If we want to use multiple lights within shader firstly we remember "for" operator. Let's imagine something like this:
/// Here we iterate through all lights to calculate lighting /// Parameter MAXLIGHTS is a maximum lights per-object for( int i = 0; i < MAXLIGHTS; i++ ) { if( pixel influenced by light[i] ) { /// Some calculations to do lighting ... /// Write result ... } }This is really basic light iteration-calculation, it has some caveats: cycle 'for' and condition 'if' embranchement of first priority. Let's remember some technical information about GPU. First and main: GPU DOESN'T have command stack, so it will be painful to execute interdependent conditions.

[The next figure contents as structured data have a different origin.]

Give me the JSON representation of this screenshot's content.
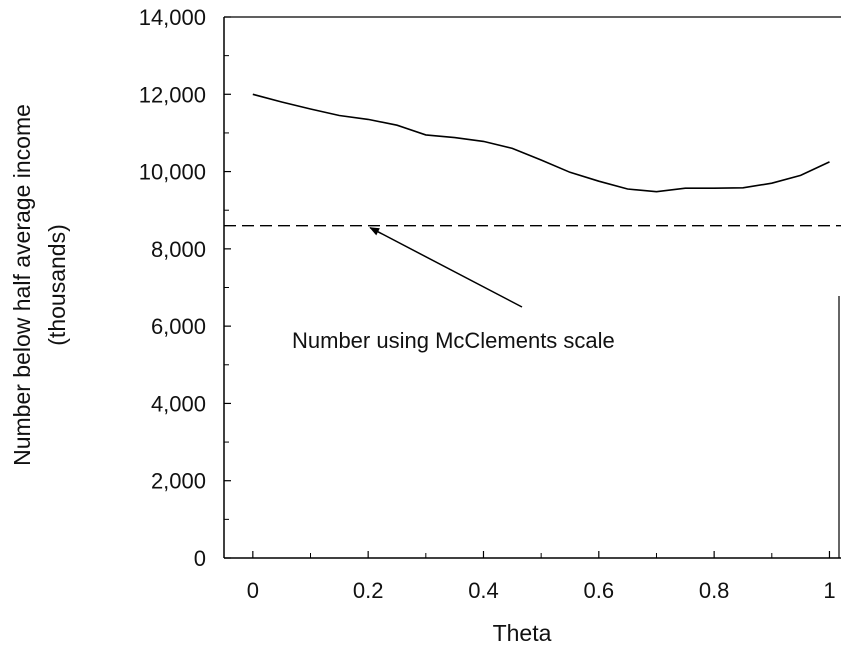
{
  "chart_data": {
    "type": "line",
    "title": "",
    "xlabel": "Theta",
    "ylabel": "Number below half average income",
    "ylabel_sub": "(thousands)",
    "xlim": [
      -0.05,
      1.02
    ],
    "ylim": [
      0,
      14000
    ],
    "xticks": [
      0,
      0.2,
      0.4,
      0.6,
      0.8,
      1
    ],
    "xtick_labels": [
      "0",
      "0.2",
      "0.4",
      "0.6",
      "0.8",
      "1"
    ],
    "yticks": [
      0,
      2000,
      4000,
      6000,
      8000,
      10000,
      12000,
      14000
    ],
    "ytick_labels": [
      "0",
      "2,000",
      "4,000",
      "6,000",
      "8,000",
      "10,000",
      "12,000",
      "14,000"
    ],
    "grid": false,
    "series": [
      {
        "x": [
          0,
          0.05,
          0.1,
          0.15,
          0.2,
          0.25,
          0.3,
          0.35,
          0.4,
          0.45,
          0.5,
          0.55,
          0.6,
          0.65,
          0.7,
          0.75,
          0.8,
          0.85,
          0.9,
          0.95,
          1
        ],
        "values": [
          12000,
          11800,
          11620,
          11450,
          11350,
          11200,
          10950,
          10880,
          10780,
          10600,
          10300,
          9980,
          9750,
          9550,
          9480,
          9570,
          9570,
          9580,
          9700,
          9900,
          10250
        ],
        "style": "solid"
      }
    ],
    "reference_lines": [
      {
        "y": 8600,
        "style": "dashed"
      }
    ],
    "annotations": [
      {
        "text": "Number using McClements scale",
        "arrow_to": {
          "x": 0.2,
          "y": 8600
        }
      }
    ]
  }
}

Second is a "wavefront" problem, when processors wait each other, because one depends on results from other processor(this is true, when processors get into deeper condition branch than previous branch. But this is false, when condition branches are the same on all processors). These all problems are in GPU(but I beleave, IHVs will rework their GPU and jump over these problems). Programmer may think "The problem is in N condition branch/cycle! F*** it!" and may delete unnecesseary cycle/branch. But stop! Let's think: Parallax Occlusion Mapping has branching with a lot of 'if's and 'while' and works good on old videocards like NVIDIA Geforce 6xxx/7xxx and ATI Radeon X1xxx, so there is something another.
Another thing is to unroll cycle into branches of first priority without any branches of second priority. So code will be linear. This is how it could be:
/// Check first light if( lights > 0 ) | ( pixel influenced by light[0] ) { /// Some calculations to do lighting ... /// Write result ... } /// Check second light if( lights > 1 ) | ( pixel influenced by light[1] ) { /// Some calculations to do lighting ... /// Write result ... } ... /// Check N light if( lights > N ) | ( pixel influenced by light[n] ) { /// Some calculations to do lighting ... /// Write result ... }
This is quite ugly, but performance of this method is the same as Deferred Shading, because we do not suffer from shader and uniform switching. This shader is already Uber, so we don't need to any million shader compilations for various material-lights. Also we are using Constant Buffer for this method, so we write all once on CPU and use it once on GPU. So this is how we can manage our renderer not to be CPU-bounded.
I know this is really crazy, but it works. I don't know if THIS type of Forward Renderer used by any of companies, even my method may be not new.